Thirdly, extension and quantity, like activity and force, are a mode of the elementary atom's being. Now the mode must be in proportion to the modified principle; and therefore the principle of extension is extended, the principle of activity active.

But there is a real distinction between extension and force. Therefore there is a real distinction between the principle of extension, which is matter, and the principle of force, which is form. This is always the way of arguing in philosophy, when treating of acts and of the principles from which they are derived: for, whenever we perceive diversity of acts, we infer diversity of the immediate potentiae, which are their proximate principles.

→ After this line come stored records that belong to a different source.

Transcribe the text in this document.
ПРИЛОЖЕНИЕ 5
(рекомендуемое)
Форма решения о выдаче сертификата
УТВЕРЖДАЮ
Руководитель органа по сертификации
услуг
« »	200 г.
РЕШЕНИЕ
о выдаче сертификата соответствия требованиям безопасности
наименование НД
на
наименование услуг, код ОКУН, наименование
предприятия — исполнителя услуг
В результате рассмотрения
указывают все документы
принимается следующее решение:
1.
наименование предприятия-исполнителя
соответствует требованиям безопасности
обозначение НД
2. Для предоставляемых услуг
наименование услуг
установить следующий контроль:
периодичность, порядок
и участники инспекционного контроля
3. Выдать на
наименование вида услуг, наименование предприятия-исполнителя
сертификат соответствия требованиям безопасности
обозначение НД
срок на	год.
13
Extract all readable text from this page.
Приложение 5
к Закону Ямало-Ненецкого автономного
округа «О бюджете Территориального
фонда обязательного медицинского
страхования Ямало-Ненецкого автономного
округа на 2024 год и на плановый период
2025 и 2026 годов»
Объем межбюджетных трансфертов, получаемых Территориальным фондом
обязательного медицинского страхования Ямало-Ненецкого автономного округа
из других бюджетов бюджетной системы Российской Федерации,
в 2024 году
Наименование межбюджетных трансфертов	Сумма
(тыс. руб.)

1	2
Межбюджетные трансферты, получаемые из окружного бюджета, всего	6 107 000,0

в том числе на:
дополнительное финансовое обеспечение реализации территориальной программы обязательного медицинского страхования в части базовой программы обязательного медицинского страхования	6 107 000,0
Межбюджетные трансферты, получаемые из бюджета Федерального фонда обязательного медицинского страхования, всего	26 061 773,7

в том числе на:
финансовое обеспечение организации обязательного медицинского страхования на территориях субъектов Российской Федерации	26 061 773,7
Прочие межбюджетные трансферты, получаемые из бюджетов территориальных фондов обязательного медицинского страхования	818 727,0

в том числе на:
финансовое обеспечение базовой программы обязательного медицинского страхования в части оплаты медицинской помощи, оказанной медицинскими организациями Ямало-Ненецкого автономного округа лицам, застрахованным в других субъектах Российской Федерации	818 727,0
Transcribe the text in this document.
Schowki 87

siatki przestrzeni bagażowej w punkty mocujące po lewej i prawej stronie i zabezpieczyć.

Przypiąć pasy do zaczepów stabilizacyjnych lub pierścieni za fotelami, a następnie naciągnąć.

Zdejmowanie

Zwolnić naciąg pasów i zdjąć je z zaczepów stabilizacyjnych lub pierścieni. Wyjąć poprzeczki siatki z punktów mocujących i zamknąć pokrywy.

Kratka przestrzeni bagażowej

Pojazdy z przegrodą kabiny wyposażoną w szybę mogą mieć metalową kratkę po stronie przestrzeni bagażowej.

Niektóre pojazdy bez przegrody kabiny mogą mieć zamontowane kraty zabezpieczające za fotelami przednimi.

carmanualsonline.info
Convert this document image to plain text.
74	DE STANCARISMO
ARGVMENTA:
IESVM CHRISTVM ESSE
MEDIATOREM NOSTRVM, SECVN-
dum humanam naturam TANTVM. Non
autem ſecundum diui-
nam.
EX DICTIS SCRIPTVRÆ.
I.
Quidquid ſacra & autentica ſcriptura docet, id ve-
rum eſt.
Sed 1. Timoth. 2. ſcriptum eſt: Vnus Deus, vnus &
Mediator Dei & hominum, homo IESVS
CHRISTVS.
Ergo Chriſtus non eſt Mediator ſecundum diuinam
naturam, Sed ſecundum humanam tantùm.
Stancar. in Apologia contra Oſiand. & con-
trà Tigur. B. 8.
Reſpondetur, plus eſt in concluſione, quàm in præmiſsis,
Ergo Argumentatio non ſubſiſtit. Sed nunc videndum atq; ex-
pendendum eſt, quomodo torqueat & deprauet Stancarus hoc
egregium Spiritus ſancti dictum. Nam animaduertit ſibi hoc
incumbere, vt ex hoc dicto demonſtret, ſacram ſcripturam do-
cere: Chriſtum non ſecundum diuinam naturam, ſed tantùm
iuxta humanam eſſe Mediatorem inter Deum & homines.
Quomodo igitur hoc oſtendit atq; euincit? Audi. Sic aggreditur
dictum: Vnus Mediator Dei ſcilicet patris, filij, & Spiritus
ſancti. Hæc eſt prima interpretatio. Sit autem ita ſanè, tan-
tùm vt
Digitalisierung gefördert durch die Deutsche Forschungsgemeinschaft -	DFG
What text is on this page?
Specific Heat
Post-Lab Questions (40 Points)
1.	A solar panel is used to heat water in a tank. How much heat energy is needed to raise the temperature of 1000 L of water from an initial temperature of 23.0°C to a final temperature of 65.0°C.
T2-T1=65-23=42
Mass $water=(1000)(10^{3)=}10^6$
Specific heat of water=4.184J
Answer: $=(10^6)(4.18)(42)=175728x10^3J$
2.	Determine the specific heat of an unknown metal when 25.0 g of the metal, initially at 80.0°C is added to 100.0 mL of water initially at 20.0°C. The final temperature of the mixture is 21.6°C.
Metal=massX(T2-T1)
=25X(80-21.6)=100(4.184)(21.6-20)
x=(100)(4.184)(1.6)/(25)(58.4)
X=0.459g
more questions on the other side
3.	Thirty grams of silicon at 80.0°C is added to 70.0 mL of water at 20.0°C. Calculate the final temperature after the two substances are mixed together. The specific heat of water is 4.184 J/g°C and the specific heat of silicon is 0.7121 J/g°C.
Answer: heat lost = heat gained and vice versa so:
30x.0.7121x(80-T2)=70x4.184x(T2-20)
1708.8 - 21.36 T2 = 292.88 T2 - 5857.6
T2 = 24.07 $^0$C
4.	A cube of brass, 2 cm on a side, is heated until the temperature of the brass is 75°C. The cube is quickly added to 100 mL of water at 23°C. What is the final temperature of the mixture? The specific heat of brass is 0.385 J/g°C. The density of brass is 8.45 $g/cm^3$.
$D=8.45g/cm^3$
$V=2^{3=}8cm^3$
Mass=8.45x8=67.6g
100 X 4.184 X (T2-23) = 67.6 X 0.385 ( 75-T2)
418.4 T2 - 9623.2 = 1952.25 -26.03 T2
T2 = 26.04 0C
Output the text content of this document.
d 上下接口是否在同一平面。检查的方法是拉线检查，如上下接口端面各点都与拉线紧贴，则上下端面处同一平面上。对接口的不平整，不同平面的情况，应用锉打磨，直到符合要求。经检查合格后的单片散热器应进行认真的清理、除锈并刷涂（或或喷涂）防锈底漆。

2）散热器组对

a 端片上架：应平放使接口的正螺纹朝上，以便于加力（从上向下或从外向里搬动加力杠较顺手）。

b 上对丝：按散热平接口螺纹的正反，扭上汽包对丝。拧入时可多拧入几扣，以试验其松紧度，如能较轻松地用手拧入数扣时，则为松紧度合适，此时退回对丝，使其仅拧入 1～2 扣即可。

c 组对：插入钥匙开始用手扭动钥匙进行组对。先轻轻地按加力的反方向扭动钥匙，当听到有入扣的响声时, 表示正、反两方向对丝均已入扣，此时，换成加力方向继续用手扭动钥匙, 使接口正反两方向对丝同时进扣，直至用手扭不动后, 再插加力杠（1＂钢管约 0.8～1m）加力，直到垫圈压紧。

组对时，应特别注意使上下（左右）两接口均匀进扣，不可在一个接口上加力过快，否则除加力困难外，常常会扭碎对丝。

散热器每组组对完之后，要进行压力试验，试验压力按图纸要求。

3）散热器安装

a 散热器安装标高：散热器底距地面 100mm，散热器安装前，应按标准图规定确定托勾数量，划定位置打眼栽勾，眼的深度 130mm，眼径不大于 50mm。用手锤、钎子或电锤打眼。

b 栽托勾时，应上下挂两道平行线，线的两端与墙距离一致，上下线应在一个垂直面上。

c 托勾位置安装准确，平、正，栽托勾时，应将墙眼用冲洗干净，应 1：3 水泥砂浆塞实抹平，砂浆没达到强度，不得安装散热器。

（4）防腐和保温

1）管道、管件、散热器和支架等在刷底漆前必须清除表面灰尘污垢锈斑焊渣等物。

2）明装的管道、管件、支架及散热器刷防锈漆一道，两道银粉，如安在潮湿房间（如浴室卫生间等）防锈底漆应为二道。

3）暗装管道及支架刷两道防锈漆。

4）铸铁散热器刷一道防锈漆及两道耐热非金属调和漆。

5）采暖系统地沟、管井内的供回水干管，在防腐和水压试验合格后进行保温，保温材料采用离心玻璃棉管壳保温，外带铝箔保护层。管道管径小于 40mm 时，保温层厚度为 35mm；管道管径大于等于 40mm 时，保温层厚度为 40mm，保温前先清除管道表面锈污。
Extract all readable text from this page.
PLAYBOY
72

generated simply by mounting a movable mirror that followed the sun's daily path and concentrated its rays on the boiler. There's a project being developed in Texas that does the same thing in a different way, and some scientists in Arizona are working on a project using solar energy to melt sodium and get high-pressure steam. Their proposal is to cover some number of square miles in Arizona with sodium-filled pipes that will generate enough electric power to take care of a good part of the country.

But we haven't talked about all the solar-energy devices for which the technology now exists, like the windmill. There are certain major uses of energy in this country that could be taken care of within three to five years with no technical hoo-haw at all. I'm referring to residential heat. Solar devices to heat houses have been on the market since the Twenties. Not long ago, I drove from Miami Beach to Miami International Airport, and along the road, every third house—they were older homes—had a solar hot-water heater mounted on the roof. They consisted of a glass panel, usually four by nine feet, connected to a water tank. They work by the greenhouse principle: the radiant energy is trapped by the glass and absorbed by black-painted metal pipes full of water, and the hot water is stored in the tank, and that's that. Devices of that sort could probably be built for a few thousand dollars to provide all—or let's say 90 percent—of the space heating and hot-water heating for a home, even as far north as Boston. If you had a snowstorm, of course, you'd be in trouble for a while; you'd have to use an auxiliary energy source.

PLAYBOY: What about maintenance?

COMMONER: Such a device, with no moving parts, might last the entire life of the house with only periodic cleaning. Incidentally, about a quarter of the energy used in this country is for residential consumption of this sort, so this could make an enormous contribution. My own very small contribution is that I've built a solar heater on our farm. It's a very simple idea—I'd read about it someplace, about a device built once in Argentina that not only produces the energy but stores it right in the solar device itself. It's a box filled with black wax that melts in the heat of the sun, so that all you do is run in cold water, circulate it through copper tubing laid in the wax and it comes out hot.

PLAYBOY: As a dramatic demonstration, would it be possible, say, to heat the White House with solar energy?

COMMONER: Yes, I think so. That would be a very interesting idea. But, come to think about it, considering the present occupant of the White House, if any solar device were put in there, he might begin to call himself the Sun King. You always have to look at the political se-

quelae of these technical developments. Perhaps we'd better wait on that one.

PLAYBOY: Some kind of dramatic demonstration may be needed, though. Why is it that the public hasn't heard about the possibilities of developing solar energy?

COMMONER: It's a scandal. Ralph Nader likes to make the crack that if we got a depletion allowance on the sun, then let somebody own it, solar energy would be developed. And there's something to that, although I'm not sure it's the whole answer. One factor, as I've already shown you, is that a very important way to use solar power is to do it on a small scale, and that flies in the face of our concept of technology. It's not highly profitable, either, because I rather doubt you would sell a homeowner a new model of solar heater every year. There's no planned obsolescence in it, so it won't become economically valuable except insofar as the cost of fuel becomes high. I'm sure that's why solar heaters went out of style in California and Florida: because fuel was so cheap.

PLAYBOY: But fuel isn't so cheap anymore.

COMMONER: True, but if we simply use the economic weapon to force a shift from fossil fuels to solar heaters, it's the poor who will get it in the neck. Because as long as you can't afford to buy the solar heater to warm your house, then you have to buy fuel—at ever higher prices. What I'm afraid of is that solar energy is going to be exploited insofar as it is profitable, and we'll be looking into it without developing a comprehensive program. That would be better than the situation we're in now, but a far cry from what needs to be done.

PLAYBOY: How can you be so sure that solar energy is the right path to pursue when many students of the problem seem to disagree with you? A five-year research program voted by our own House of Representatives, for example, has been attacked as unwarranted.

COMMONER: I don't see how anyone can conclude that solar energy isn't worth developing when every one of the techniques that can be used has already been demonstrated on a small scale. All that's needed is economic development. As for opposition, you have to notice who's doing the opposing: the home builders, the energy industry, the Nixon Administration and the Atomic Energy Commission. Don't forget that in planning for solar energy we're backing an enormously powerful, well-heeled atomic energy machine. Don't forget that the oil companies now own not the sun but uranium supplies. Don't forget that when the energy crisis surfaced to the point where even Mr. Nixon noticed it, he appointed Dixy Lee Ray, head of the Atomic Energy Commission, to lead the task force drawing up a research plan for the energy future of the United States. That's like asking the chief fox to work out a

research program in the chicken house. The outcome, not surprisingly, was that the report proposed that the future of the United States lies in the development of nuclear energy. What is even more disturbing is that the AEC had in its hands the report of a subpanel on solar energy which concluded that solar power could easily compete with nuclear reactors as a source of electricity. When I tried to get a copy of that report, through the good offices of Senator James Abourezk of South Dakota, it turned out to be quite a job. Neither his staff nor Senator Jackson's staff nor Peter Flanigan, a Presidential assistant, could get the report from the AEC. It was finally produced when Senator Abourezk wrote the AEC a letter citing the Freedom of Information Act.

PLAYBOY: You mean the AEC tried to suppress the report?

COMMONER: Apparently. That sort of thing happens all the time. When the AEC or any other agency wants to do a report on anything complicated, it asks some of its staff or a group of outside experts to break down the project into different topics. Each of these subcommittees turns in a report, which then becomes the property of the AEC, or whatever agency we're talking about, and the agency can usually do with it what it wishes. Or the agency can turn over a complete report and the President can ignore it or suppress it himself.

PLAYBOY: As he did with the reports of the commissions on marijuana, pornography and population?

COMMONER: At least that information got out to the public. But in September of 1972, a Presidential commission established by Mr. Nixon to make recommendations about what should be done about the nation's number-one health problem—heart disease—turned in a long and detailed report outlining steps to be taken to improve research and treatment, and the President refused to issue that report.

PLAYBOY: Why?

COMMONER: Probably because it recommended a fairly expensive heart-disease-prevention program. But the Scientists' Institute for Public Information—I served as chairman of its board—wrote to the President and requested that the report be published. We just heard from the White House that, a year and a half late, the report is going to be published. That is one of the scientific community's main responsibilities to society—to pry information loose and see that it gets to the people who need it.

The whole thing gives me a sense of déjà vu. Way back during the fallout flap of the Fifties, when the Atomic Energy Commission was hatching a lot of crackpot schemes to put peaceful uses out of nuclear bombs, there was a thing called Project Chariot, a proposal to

Here again a comparison will be useful. Suppose that you are pushing some sort of body with your whole hand. In doing so you feel a force that presses and operates on an extended thing, because that which pushes is not a mathematical point, but the whole hand: and hence we deduce with certainty that in the hand there must be, besides the extended matter, a principle of force by which the matter presses that body. Again, when we feel heat, our sensation is evidently a mode of two principles really distinct, from one of which, i.e. the matter, we have extended being, and from the other, i.e. the anima, we have the vital affection. In like manner the force manifested by an elementary atom is not in a mathematical point, but in an extended thing: and therefore if the force demonstrates to you a principle of activity, its being in an extended thing shows you the principle of extension really distinct from the principle of activity.

Fourthly, we can find in the natural disposition of simple bodies a proof not without its value. In fact a substance that in its completed essence is simple will certainly not have parts outside of parts. Wherever it is, the whole of it will be; or to use a well-known adage, the whole will be in the whole and in each part. Now this simple substance is per se subsistent and therefore per se not divisible: but that which is per se not divisible cannot be per se extended. Therefore a substance that is per se simple and subsistent cannot be per se extended. So that, unless we deny the real extension of corporeal substances, we must admit that the principles of activity, which the forms are -- or as some people call them, forces -- receive their being, as extended and divisible things, from another and a different principle, which, being the principle of extension, is matter precisely.